Of Instagram, the damage is especially significant, she said. “What’s super tragic is Facebook’s own research says, as these young women begin to consume… this eating disorder content, they get more and more depressed. And it actually makes them use the app more,” Haugen said. “And so, they end up in this feedback cycle where they hate their bodies more and more. Facebook’s own research says it is not just the Instagram is dangerous for teenagers, that it harms teenagers, it’s that it is distinctly worse than other forms of social media.”
Of course Instagram is hardly the only source of body pressure young girls face.
“To some extent, the way these dynamics play out on Instagram is just a natural extension of how girls are treated in our culture anyway,” Lindsay Crouse writes in The New York Times. But it’s the most powerful tool of body pressure, more omnipresent than any one movie star or women’s magazine. And as Crouse points out, it’s telling that many Silicon Valley executives don’t let their own children use the technology they develop.
One of Facebook’s internal memos, Haidt writes in The Atlantic, points specifically to the dilemma parents face. “Parents can’t understand and don’t know how to help,” one report says. “Today’s parents came of age in a time before smartphones and social media, but social media has fundamentally changed the landscape of adolescence.”
While the app limits users who are under 13, many younger children sign up.

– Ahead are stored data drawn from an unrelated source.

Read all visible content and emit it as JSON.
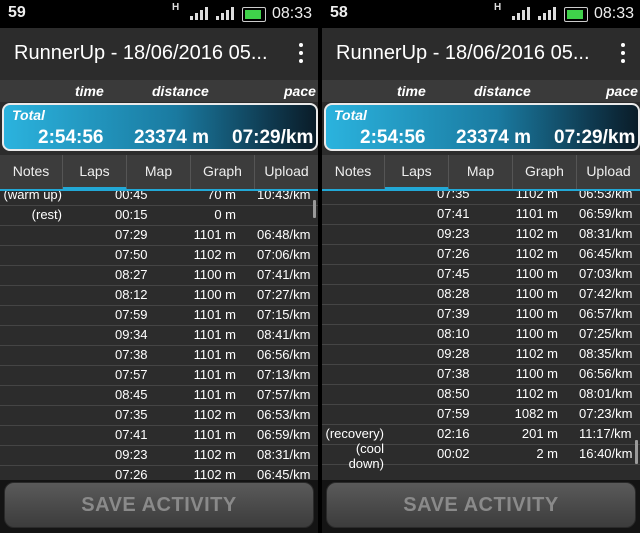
{
  "screens": [
    {
      "status": {
        "notifications": "59",
        "network": "H",
        "time": "08:33"
      },
      "app_title": "RunnerUp - 18/06/2016 05...",
      "summary": {
        "col_time": "time",
        "col_distance": "distance",
        "col_pace": "pace",
        "total_label": "Total",
        "total_time": "2:54:56",
        "total_distance": "23374 m",
        "total_pace": "07:29/km"
      },
      "tabs": [
        "Notes",
        "Laps",
        "Map",
        "Graph",
        "Upload"
      ],
      "active_tab": "Laps",
      "laps": [
        [
          "(warm up)",
          "00:45",
          "70 m",
          "10:43/km"
        ],
        [
          "(rest)",
          "00:15",
          "0 m",
          ""
        ],
        [
          "",
          "07:29",
          "1101 m",
          "06:48/km"
        ],
        [
          "",
          "07:50",
          "1102 m",
          "07:06/km"
        ],
        [
          "",
          "08:27",
          "1100 m",
          "07:41/km"
        ],
        [
          "",
          "08:12",
          "1100 m",
          "07:27/km"
        ],
        [
          "",
          "07:59",
          "1101 m",
          "07:15/km"
        ],
        [
          "",
          "09:34",
          "1101 m",
          "08:41/km"
        ],
        [
          "",
          "07:38",
          "1101 m",
          "06:56/km"
        ],
        [
          "",
          "07:57",
          "1101 m",
          "07:13/km"
        ],
        [
          "",
          "08:45",
          "1101 m",
          "07:57/km"
        ],
        [
          "",
          "07:35",
          "1102 m",
          "06:53/km"
        ],
        [
          "",
          "07:41",
          "1101 m",
          "06:59/km"
        ],
        [
          "",
          "09:23",
          "1102 m",
          "08:31/km"
        ],
        [
          "",
          "07:26",
          "1102 m",
          "06:45/km"
        ]
      ],
      "save_label": "SAVE ACTIVITY"
    },
    {
      "status": {
        "notifications": "58",
        "network": "H",
        "time": "08:33"
      },
      "app_title": "RunnerUp - 18/06/2016 05...",
      "summary": {
        "col_time": "time",
        "col_distance": "distance",
        "col_pace": "pace",
        "total_label": "Total",
        "total_time": "2:54:56",
        "total_distance": "23374 m",
        "total_pace": "07:29/km"
      },
      "tabs": [
        "Notes",
        "Laps",
        "Map",
        "Graph",
        "Upload"
      ],
      "active_tab": "Laps",
      "laps": [
        [
          "",
          "07:35",
          "1102 m",
          "06:53/km"
        ],
        [
          "",
          "07:41",
          "1101 m",
          "06:59/km"
        ],
        [
          "",
          "09:23",
          "1102 m",
          "08:31/km"
        ],
        [
          "",
          "07:26",
          "1102 m",
          "06:45/km"
        ],
        [
          "",
          "07:45",
          "1100 m",
          "07:03/km"
        ],
        [
          "",
          "08:28",
          "1100 m",
          "07:42/km"
        ],
        [
          "",
          "07:39",
          "1100 m",
          "06:57/km"
        ],
        [
          "",
          "08:10",
          "1100 m",
          "07:25/km"
        ],
        [
          "",
          "09:28",
          "1102 m",
          "08:35/km"
        ],
        [
          "",
          "07:38",
          "1100 m",
          "06:56/km"
        ],
        [
          "",
          "08:50",
          "1102 m",
          "08:01/km"
        ],
        [
          "",
          "07:59",
          "1082 m",
          "07:23/km"
        ],
        [
          "(recovery)",
          "02:16",
          "201 m",
          "11:17/km"
        ],
        [
          "(cool down)",
          "00:02",
          "2 m",
          "16:40/km"
        ]
      ],
      "save_label": "SAVE ACTIVITY"
    }
  ],
  "colors": {
    "accent": "#22a8d6",
    "battery": "#3fd14a",
    "background": "#2c2c2c"
  },
  "icons": [
    "signal-icon",
    "battery-icon",
    "overflow-menu-icon"
  ]
}
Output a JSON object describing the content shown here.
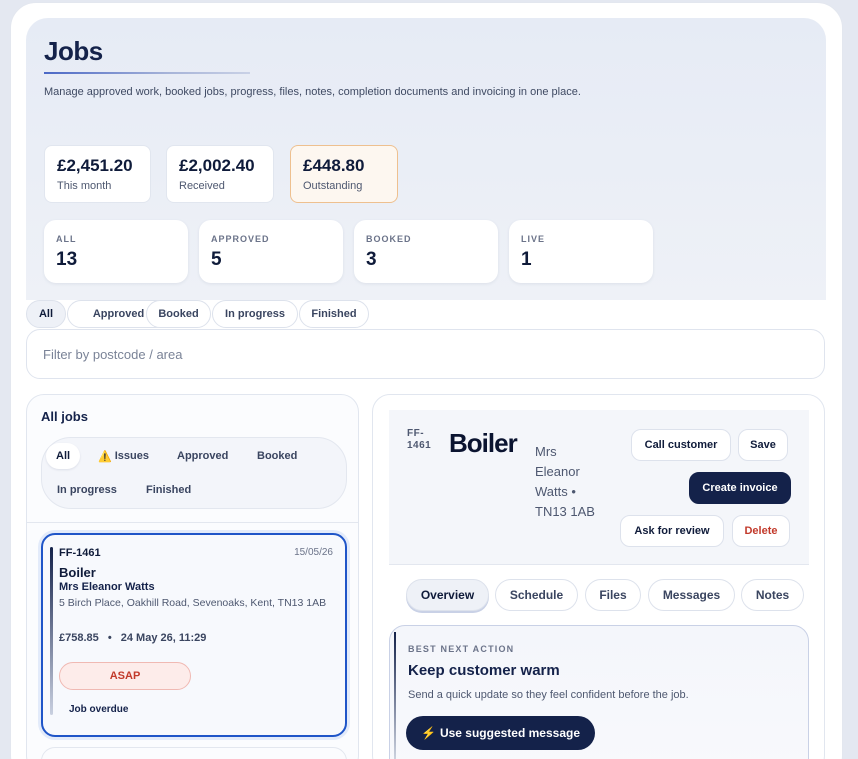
{
  "header": {
    "title": "Jobs",
    "subtitle": "Manage approved work, booked jobs, progress, files, notes, completion documents and invoicing in one place."
  },
  "money": [
    {
      "value": "£2,451.20",
      "label": "This month"
    },
    {
      "value": "£2,002.40",
      "label": "Received"
    },
    {
      "value": "£448.80",
      "label": "Outstanding"
    }
  ],
  "stats": [
    {
      "label": "ALL",
      "value": "13"
    },
    {
      "label": "APPROVED",
      "value": "5"
    },
    {
      "label": "BOOKED",
      "value": "3"
    },
    {
      "label": "LIVE",
      "value": "1"
    }
  ],
  "status_chips": [
    "All",
    "Approved",
    "Booked",
    "In progress",
    "Finished"
  ],
  "filter": {
    "placeholder": "Filter by postcode / area"
  },
  "jobs_list": {
    "title": "All jobs",
    "chips": [
      "All",
      "Issues",
      "Approved",
      "Booked",
      "In progress",
      "Finished"
    ],
    "issues_icon": "warning-icon"
  },
  "job_card": {
    "id": "FF-1461",
    "date": "15/05/26",
    "title": "Boiler",
    "customer": "Mrs Eleanor Watts",
    "address": "5 Birch Place, Oakhill Road, Sevenoaks, Kent, TN13 1AB",
    "price": "£758.85",
    "separator": "•",
    "datetime": "24 May 26, 11:29",
    "priority": "ASAP",
    "status": "Job overdue"
  },
  "detail": {
    "id": "FF-1461",
    "title": "Boiler",
    "customer": "Mrs Eleanor Watts • TN13 1AB",
    "buttons": {
      "call": "Call customer",
      "save": "Save",
      "invoice": "Create invoice",
      "review": "Ask for review",
      "delete": "Delete"
    },
    "tabs": [
      "Overview",
      "Schedule",
      "Files",
      "Messages",
      "Notes"
    ]
  },
  "next_action": {
    "label": "BEST NEXT ACTION",
    "title": "Keep customer warm",
    "subtitle": "Send a quick update so they feel confident before the job.",
    "button": "Use suggested message",
    "button_icon": "lightning-icon"
  },
  "colors": {
    "navy": "#14224a",
    "accent_blue": "#1f55c8",
    "danger": "#c23a2b",
    "warning_border": "#eec08f"
  }
}
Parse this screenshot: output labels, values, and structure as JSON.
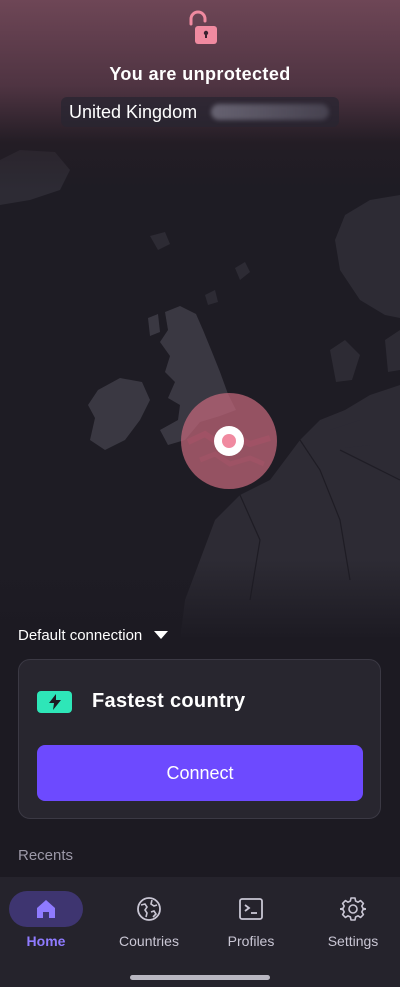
{
  "status": {
    "title": "You are unprotected",
    "country": "United Kingdom",
    "lock_icon": "unlocked-padlock-icon"
  },
  "map": {
    "marker_color": "#f08aa0",
    "highlight_color": "#c8697e"
  },
  "connection": {
    "default_label": "Default connection",
    "fastest_label": "Fastest country",
    "connect_label": "Connect",
    "bolt_icon": "lightning-bolt-icon",
    "accent_color": "#2ee6b8",
    "button_color": "#6d4aff"
  },
  "recents": {
    "title": "Recents"
  },
  "nav": {
    "items": [
      {
        "label": "Home",
        "icon": "home-icon",
        "active": true
      },
      {
        "label": "Countries",
        "icon": "globe-icon",
        "active": false
      },
      {
        "label": "Profiles",
        "icon": "terminal-icon",
        "active": false
      },
      {
        "label": "Settings",
        "icon": "gear-icon",
        "active": false
      }
    ]
  }
}
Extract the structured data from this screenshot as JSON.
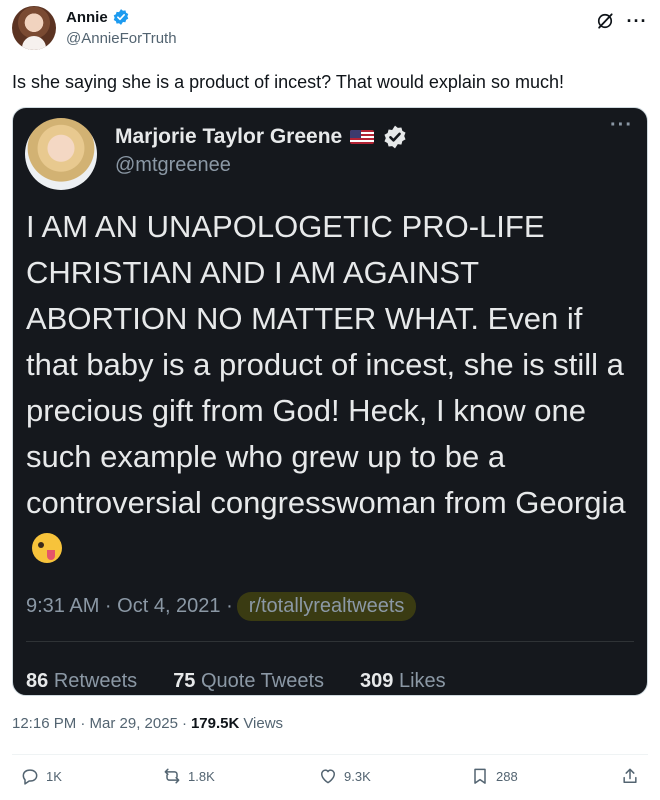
{
  "post": {
    "author_name": "Annie",
    "author_handle": "@AnnieForTruth",
    "text": "Is she saying she is a product of incest? That would explain so much!",
    "timestamp": "12:16 PM · Mar 29, 2025",
    "views_count": "179.5K",
    "views_label": "Views"
  },
  "embedded": {
    "name": "Marjorie Taylor Greene",
    "handle": "@mtgreenee",
    "text": "I AM AN UNAPOLOGETIC PRO-LIFE CHRISTIAN AND I AM AGAINST ABORTION NO MATTER WHAT. Even if that baby is a product of incest, she is still a precious gift from God! Heck, I know one such example who grew up to be a controversial congresswoman from Georgia",
    "timestamp": "9:31 AM · Oct 4, 2021 ·",
    "source": "r/totallyrealtweets",
    "retweets_count": "86",
    "retweets_label": "Retweets",
    "quotes_count": "75",
    "quotes_label": "Quote Tweets",
    "likes_count": "309",
    "likes_label": "Likes"
  },
  "actions": {
    "replies": "1K",
    "reposts": "1.8K",
    "likes": "9.3K",
    "bookmarks": "288"
  },
  "icons": {
    "verified": "verified-badge-icon",
    "grok": "grok-icon",
    "more": "more-icon",
    "reply": "reply-icon",
    "repost": "repost-icon",
    "like": "heart-icon",
    "bookmark": "bookmark-icon",
    "share": "share-icon",
    "emoji": "winking-tongue-emoji",
    "flag": "us-flag-icon"
  },
  "colors": {
    "verified_blue": "#1d9bf0",
    "text_primary": "#0f1419",
    "text_secondary": "#536471",
    "embedded_bg": "#15181d"
  }
}
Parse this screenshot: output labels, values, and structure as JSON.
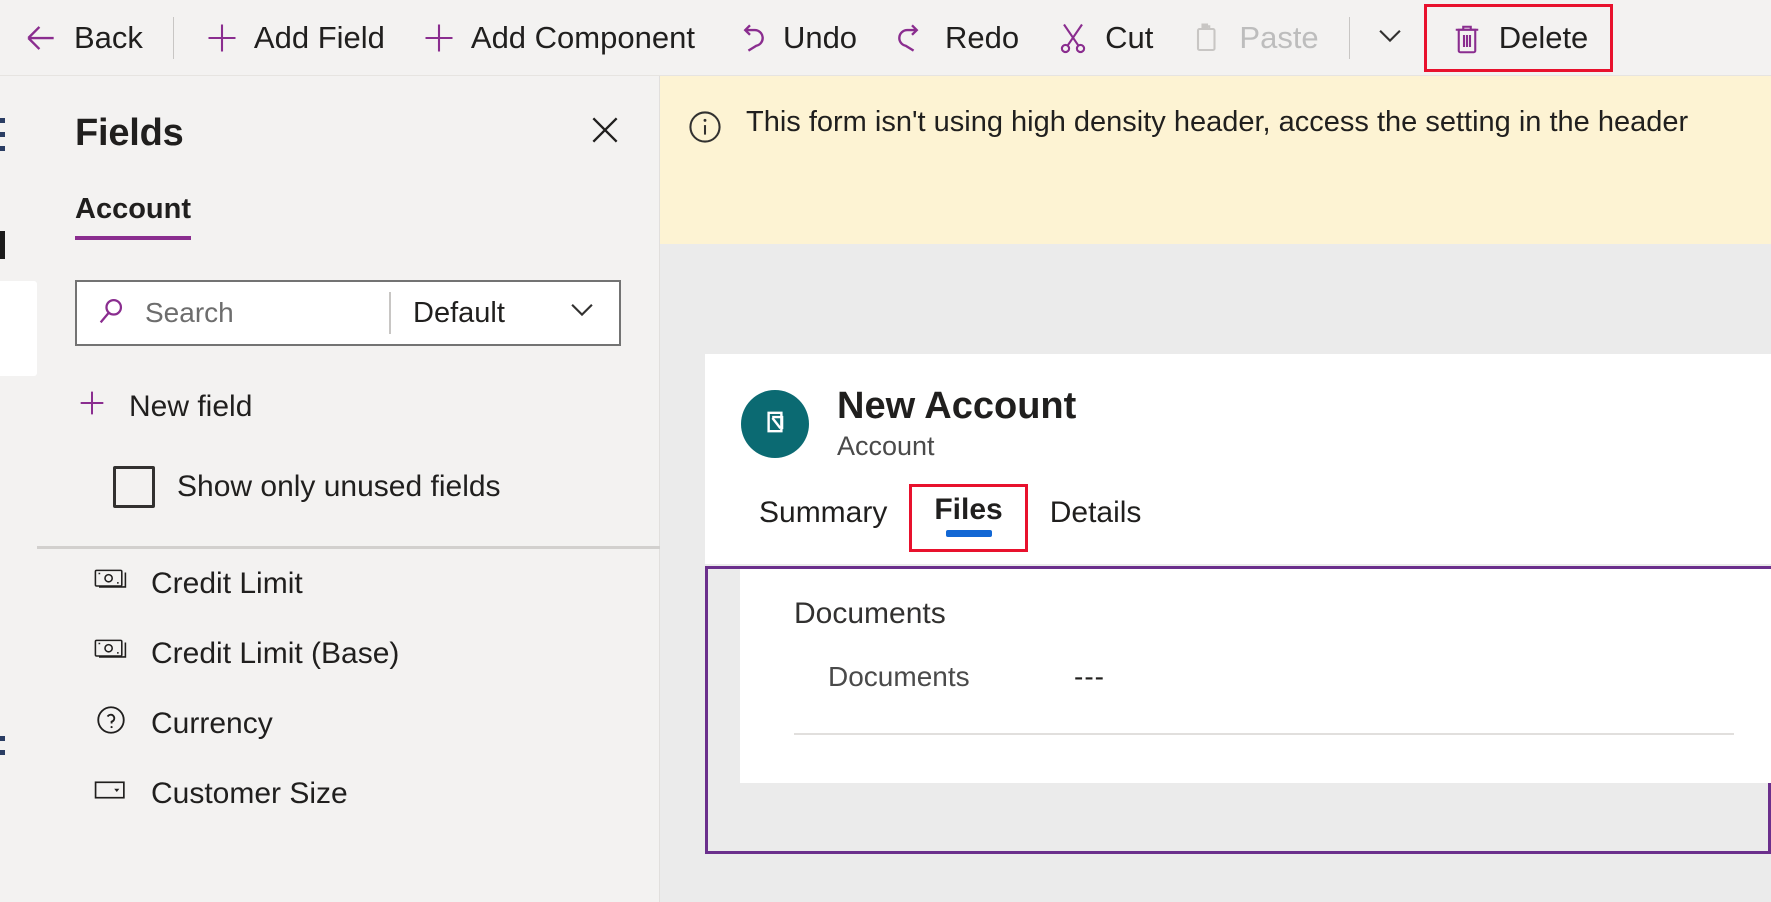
{
  "commandbar": {
    "buttons": [
      {
        "label": "Back",
        "icon": "arrow-left-icon",
        "disabled": false
      },
      {
        "label": "Add Field",
        "icon": "plus-icon",
        "disabled": false
      },
      {
        "label": "Add Component",
        "icon": "plus-icon",
        "disabled": false
      },
      {
        "label": "Undo",
        "icon": "undo-icon",
        "disabled": false
      },
      {
        "label": "Redo",
        "icon": "redo-icon",
        "disabled": false
      },
      {
        "label": "Cut",
        "icon": "scissors-icon",
        "disabled": false
      },
      {
        "label": "Paste",
        "icon": "clipboard-icon",
        "disabled": true
      },
      {
        "label": "Delete",
        "icon": "trash-icon",
        "disabled": false
      }
    ],
    "overflow_icon": "chevron-down-icon",
    "highlight_color": "#e8112d",
    "accent_color": "#8a2d8f"
  },
  "fields_panel": {
    "title": "Fields",
    "close_icon": "close-icon",
    "tab": "Account",
    "tab_underline_color": "#8a2d8f",
    "search": {
      "icon": "search-icon",
      "placeholder": "Search",
      "value": ""
    },
    "filter": {
      "selected": "Default",
      "icon": "chevron-down-icon"
    },
    "new_field": {
      "label": "New field",
      "icon": "plus-icon"
    },
    "checkbox": {
      "label": "Show only unused fields",
      "checked": false
    },
    "scroll_up_icon": "caret-up-icon",
    "items": [
      {
        "label": "Credit Limit",
        "icon": "currency-icon"
      },
      {
        "label": "Credit Limit (Base)",
        "icon": "currency-icon"
      },
      {
        "label": "Currency",
        "icon": "lookup-icon"
      },
      {
        "label": "Customer Size",
        "icon": "choice-icon"
      }
    ]
  },
  "canvas": {
    "notification": {
      "icon": "info-icon",
      "text": "This form isn't using high density header, access the setting in the header",
      "background": "#fdf3d3"
    },
    "form": {
      "avatar_icon": "account-entity-icon",
      "avatar_color": "#0b6a72",
      "title": "New Account",
      "subtitle": "Account",
      "tabs": [
        {
          "label": "Summary",
          "active": false,
          "highlighted": false
        },
        {
          "label": "Files",
          "active": true,
          "highlighted": true
        },
        {
          "label": "Details",
          "active": false,
          "highlighted": false
        }
      ],
      "active_tab_underline_color": "#1267d4",
      "selection_border_color": "#6b2f8c",
      "section": {
        "title": "Documents",
        "rows": [
          {
            "label": "Documents",
            "value": "---"
          }
        ]
      }
    }
  }
}
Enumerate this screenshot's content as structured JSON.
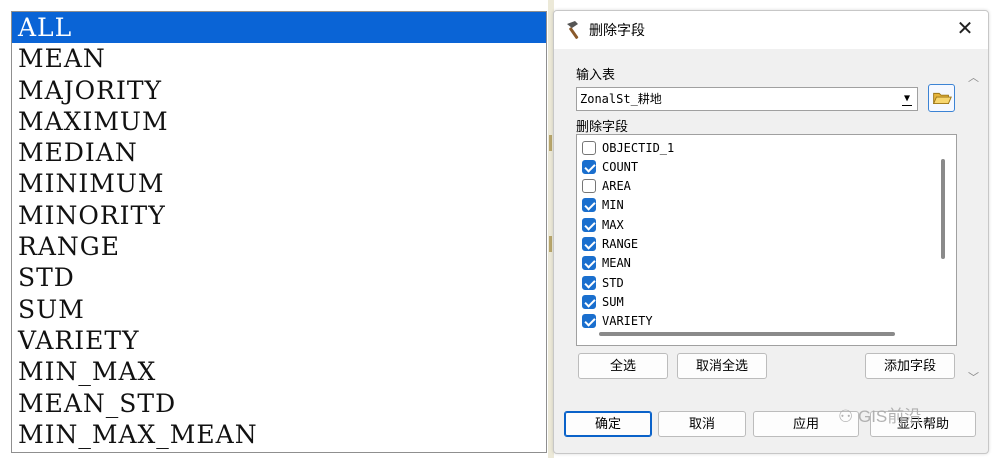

One Canadian parent said she let her then-12-year-old daughter get an account, because she recognized that denying her access would result in her social isolation at school.
“Her friends who don’t have it say to their parents: ‘We don’t know what anyone’s talking about because we’re the only people who aren’t on Instagram,’” Toronto mom Melissa Marazzi told HuffPost Canada in 2018. “Everybody’s going: ‘Did you see that post, did you see this post?’ They feel so removed from everyone.”
Part of the problem, too, is the nature of social media itself. “We have to acknowledge the broader point that Instagram and other social media apps are designed to keep people using them for as many hours as possible, because that’s how they make the most money,” Jean Twenge, who collected data with Haidt for the article in The Atlantic, told Time Magazine. “That means you’re going to have a collision between what’s good for mental health and what’s good for profit.”
Haidt ends his piece by calling for governmental regulations. “If public officials do nothing, the current experiment will keep running—to Facebook’s benefit and teen girls’ detriment,” he writes. “The preponderance of the evidence is damning.”
This kind of report on social media led to cosmetics brand Lush shuttering its Instagram, Facebook, TikTok and Snapchat accounts. (The brand is still active on Twitter and YouTube.) Lush’s “global presence across these platforms will remain deactivated until the platforms take action to provide a safer environment for users,” the company said in a press release Monday.
“In the same way that evidence against climate change was ignored and belittled for decades, concerns about the serious effects of social media are barely being acknowledged.”